The Muslim Brotherhood, a popular opposition party among Egypt's 83 million citizens, lost all of its 88 seats in the legislature in Sunday's vote, CNN reported today.
Only 27 of the Brotherhood's candidates qualified for this Sunday's runoff elections, but the group announced today it will boycott that contest, according to CNN. The boycott is a protest against irregularities in the first round of voting, said Mohamed Beltagy of the Brotherhood.
In addition to the Brotherhood losing all of its seats, other opposition parties won only a handful of seats in the 518-seat parliament.
Egypt's High Elections Commission said that President Hosni Mubarak's National Democratic Party had won 209 of 221 parliamentary seats decided in the first round of voting, Bloomberg News reported.
The boycott by the fundamentalist Muslim Brotherhood, and the secular Wafd party, hurts Egypt's attempts to be seen as a democracy.

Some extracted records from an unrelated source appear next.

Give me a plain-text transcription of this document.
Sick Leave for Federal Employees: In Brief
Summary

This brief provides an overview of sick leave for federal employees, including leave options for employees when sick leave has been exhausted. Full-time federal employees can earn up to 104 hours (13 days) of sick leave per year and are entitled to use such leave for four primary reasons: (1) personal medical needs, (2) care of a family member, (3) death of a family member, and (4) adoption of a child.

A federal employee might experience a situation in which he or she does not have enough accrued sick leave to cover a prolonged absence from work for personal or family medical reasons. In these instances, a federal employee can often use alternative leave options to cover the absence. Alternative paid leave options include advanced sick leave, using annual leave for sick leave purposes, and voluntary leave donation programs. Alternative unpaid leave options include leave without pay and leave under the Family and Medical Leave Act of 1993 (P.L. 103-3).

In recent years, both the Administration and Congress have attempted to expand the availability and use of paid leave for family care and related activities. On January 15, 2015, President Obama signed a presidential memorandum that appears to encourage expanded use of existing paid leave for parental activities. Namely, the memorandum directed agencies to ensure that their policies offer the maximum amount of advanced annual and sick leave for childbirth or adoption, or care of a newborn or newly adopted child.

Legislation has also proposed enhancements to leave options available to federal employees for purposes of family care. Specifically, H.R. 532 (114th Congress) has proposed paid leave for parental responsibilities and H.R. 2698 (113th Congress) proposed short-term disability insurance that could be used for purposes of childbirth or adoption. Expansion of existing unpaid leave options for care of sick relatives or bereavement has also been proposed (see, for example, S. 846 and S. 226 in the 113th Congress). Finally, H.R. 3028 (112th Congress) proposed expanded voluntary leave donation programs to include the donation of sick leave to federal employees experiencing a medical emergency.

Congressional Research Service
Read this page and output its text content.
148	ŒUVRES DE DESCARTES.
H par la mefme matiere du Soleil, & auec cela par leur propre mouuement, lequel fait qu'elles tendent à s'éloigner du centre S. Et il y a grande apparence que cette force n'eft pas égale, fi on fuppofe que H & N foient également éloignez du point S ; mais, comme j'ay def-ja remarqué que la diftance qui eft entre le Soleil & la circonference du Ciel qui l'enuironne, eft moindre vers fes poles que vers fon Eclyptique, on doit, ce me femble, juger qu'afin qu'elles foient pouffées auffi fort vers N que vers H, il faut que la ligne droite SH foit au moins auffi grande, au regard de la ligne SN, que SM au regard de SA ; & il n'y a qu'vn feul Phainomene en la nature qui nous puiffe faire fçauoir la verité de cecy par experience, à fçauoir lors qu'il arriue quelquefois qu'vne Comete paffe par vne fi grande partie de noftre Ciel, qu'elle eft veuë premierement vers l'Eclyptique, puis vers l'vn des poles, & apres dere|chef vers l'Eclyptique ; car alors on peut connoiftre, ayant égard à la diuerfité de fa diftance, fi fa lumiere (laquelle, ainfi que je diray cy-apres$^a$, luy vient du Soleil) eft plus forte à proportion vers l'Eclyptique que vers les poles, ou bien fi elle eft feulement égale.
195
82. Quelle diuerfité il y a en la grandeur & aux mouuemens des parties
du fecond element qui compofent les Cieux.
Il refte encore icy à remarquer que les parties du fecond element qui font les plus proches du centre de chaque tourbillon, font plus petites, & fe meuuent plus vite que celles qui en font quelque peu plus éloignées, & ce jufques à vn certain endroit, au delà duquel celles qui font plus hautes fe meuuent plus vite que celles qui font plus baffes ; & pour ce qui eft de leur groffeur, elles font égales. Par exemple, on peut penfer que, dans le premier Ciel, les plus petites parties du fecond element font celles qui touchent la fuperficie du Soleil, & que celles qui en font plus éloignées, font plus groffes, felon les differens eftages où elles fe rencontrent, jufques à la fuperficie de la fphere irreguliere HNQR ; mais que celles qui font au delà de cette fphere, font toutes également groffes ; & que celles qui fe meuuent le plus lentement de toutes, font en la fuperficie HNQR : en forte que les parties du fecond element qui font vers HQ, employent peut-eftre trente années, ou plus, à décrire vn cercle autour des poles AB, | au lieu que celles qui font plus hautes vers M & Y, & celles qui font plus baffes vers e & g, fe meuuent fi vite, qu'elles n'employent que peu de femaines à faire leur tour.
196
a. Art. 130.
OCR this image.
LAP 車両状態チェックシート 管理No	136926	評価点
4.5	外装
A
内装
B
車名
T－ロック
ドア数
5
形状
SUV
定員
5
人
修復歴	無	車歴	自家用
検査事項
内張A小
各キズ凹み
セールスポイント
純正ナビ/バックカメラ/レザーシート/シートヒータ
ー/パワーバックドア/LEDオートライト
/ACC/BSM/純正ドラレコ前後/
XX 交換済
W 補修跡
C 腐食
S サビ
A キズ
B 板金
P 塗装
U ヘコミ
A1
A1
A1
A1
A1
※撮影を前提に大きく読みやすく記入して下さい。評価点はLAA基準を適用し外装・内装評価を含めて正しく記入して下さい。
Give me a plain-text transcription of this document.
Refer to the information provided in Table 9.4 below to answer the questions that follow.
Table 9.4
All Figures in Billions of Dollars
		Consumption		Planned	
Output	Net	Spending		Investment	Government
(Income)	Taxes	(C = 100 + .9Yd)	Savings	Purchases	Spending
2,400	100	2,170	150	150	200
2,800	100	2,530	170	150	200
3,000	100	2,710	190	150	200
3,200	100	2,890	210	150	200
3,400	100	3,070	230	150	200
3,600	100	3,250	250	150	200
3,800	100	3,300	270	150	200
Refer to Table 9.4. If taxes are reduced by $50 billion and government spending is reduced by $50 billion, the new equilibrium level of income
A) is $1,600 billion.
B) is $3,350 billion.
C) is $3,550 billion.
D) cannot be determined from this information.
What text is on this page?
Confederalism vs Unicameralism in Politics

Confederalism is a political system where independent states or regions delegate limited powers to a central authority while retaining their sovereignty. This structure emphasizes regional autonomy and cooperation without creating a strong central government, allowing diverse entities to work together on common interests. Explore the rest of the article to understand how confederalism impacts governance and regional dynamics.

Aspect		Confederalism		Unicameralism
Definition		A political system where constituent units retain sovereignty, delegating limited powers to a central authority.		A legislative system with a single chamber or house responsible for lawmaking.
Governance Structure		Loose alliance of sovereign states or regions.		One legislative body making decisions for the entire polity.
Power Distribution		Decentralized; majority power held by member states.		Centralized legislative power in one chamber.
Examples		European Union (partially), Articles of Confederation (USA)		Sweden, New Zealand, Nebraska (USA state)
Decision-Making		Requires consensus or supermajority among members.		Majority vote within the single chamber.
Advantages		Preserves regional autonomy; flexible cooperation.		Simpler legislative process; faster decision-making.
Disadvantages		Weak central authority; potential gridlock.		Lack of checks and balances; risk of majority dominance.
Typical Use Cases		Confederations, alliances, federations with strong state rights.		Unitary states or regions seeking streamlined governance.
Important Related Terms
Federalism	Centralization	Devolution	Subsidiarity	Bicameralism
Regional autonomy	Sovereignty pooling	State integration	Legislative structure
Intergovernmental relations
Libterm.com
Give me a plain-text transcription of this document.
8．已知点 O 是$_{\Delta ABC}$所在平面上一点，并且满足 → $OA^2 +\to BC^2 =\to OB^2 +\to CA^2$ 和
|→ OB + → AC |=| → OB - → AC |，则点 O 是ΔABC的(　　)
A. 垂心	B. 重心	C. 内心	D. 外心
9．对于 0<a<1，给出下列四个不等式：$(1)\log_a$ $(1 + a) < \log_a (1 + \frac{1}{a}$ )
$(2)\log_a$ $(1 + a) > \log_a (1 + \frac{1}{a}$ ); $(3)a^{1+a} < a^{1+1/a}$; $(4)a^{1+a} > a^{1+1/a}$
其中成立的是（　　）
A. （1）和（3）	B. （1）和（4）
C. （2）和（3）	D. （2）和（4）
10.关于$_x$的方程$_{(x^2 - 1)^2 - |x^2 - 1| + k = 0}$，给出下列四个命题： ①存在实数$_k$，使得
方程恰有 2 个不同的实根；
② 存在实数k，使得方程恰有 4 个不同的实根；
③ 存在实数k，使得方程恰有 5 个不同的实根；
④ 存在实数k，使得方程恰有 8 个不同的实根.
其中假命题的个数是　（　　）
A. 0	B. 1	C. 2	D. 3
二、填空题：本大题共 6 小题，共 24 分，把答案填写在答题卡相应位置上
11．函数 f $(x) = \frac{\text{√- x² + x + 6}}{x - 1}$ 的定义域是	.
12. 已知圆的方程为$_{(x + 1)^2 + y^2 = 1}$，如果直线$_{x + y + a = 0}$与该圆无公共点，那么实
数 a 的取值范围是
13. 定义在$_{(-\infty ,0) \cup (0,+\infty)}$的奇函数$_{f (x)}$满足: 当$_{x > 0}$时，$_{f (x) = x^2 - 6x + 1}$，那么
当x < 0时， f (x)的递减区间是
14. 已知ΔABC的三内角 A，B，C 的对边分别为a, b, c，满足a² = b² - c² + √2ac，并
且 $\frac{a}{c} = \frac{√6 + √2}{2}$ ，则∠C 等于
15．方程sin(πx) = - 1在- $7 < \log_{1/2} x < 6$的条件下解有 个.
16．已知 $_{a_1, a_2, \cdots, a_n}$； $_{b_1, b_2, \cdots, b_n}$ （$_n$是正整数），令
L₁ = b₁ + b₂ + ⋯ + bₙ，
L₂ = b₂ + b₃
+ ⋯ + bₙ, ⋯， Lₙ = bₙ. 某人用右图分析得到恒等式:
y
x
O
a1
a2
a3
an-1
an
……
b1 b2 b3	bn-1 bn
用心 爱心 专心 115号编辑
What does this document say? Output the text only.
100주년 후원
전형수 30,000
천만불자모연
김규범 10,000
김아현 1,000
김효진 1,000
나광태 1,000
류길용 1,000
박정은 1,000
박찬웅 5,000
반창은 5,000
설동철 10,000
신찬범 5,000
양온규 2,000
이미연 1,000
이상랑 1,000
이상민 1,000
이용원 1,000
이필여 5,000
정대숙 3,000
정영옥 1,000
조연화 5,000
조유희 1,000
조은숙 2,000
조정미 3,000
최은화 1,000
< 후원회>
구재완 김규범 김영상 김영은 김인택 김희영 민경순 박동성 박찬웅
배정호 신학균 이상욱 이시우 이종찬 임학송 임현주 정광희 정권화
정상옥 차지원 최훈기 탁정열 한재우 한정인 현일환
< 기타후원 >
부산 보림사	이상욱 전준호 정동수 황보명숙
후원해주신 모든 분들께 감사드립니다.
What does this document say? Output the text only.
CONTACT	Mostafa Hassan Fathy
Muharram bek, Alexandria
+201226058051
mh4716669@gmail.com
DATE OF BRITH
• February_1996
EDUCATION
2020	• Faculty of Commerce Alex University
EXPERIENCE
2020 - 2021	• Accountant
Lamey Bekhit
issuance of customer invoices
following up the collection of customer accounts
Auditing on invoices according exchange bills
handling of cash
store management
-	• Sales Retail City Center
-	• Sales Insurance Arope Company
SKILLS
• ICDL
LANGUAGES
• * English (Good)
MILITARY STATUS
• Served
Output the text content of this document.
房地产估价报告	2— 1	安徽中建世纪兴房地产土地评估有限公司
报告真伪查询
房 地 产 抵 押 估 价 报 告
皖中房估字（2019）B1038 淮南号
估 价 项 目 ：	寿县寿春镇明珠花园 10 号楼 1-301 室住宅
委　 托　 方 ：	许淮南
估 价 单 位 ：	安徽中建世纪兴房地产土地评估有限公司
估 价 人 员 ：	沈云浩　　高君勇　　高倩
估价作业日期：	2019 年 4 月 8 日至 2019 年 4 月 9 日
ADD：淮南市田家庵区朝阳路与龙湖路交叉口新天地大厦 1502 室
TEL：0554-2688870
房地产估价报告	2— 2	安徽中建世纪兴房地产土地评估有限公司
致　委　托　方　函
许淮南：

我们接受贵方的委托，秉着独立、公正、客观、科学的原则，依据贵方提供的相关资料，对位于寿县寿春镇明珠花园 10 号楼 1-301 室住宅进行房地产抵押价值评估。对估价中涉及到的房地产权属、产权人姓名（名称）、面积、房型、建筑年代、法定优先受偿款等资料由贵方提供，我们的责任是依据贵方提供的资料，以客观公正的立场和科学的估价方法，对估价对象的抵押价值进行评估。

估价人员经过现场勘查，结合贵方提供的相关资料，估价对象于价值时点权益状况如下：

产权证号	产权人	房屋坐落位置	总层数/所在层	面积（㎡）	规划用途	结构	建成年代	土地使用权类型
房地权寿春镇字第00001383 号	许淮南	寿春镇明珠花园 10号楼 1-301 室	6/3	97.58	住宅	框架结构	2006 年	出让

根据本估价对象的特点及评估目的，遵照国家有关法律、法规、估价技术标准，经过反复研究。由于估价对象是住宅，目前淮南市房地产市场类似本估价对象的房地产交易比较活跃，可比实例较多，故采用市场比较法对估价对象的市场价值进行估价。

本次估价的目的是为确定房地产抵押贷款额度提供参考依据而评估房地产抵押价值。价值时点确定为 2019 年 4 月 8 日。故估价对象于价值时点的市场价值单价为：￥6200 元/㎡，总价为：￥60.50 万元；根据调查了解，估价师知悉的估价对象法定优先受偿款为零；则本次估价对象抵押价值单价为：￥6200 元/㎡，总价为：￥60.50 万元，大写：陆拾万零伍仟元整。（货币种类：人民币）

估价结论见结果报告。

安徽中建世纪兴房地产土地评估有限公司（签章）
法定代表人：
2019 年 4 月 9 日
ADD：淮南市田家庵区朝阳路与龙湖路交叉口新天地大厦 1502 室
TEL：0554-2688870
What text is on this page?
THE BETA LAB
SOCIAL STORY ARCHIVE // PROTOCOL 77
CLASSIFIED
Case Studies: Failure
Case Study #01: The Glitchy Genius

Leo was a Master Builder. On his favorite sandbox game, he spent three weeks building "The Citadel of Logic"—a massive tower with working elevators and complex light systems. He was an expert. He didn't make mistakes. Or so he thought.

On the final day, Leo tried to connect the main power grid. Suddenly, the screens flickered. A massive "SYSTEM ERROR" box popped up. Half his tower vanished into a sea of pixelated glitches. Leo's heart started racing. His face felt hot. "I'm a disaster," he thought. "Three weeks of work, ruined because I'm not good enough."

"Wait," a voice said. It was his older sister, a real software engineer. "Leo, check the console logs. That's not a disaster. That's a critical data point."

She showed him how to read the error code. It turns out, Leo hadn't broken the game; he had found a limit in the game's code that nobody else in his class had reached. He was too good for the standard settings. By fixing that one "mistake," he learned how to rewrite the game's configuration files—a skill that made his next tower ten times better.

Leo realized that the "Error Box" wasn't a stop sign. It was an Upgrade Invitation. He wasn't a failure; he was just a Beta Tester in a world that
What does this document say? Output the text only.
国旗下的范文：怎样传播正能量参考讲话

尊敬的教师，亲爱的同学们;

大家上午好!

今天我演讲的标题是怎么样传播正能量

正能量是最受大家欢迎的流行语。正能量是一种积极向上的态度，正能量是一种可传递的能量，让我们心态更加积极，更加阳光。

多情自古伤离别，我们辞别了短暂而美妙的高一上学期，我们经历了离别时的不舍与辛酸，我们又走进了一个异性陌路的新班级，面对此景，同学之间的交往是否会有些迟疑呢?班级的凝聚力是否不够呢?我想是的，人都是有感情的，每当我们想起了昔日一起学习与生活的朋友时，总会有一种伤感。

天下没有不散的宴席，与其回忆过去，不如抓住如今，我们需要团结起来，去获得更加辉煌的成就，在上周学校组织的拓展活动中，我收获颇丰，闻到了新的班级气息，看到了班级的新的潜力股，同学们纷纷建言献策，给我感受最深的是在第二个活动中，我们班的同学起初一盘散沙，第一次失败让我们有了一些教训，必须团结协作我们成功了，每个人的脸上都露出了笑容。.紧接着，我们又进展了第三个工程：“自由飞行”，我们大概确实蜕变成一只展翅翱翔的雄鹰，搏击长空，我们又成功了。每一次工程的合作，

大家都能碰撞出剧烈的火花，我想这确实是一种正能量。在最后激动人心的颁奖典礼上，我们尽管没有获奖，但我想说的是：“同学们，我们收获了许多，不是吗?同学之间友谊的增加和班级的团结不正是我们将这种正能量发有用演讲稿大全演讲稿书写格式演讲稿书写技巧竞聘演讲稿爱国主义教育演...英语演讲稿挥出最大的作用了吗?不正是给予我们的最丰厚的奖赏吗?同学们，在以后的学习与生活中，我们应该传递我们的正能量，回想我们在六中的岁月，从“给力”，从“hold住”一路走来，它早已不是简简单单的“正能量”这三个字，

Independent groups have reported vote-rigging, the AP said, but Egypt's government has defended the election's integrity.
The administration of U.S. President Barack Obama has criticized the voting process, saying there had been "numerous reported irregularities" and "restrictions on basic freedoms."
National Security Council spokesman Mike Hammer called the reports "worrying" and said the United States, a key ally, is "disappointed."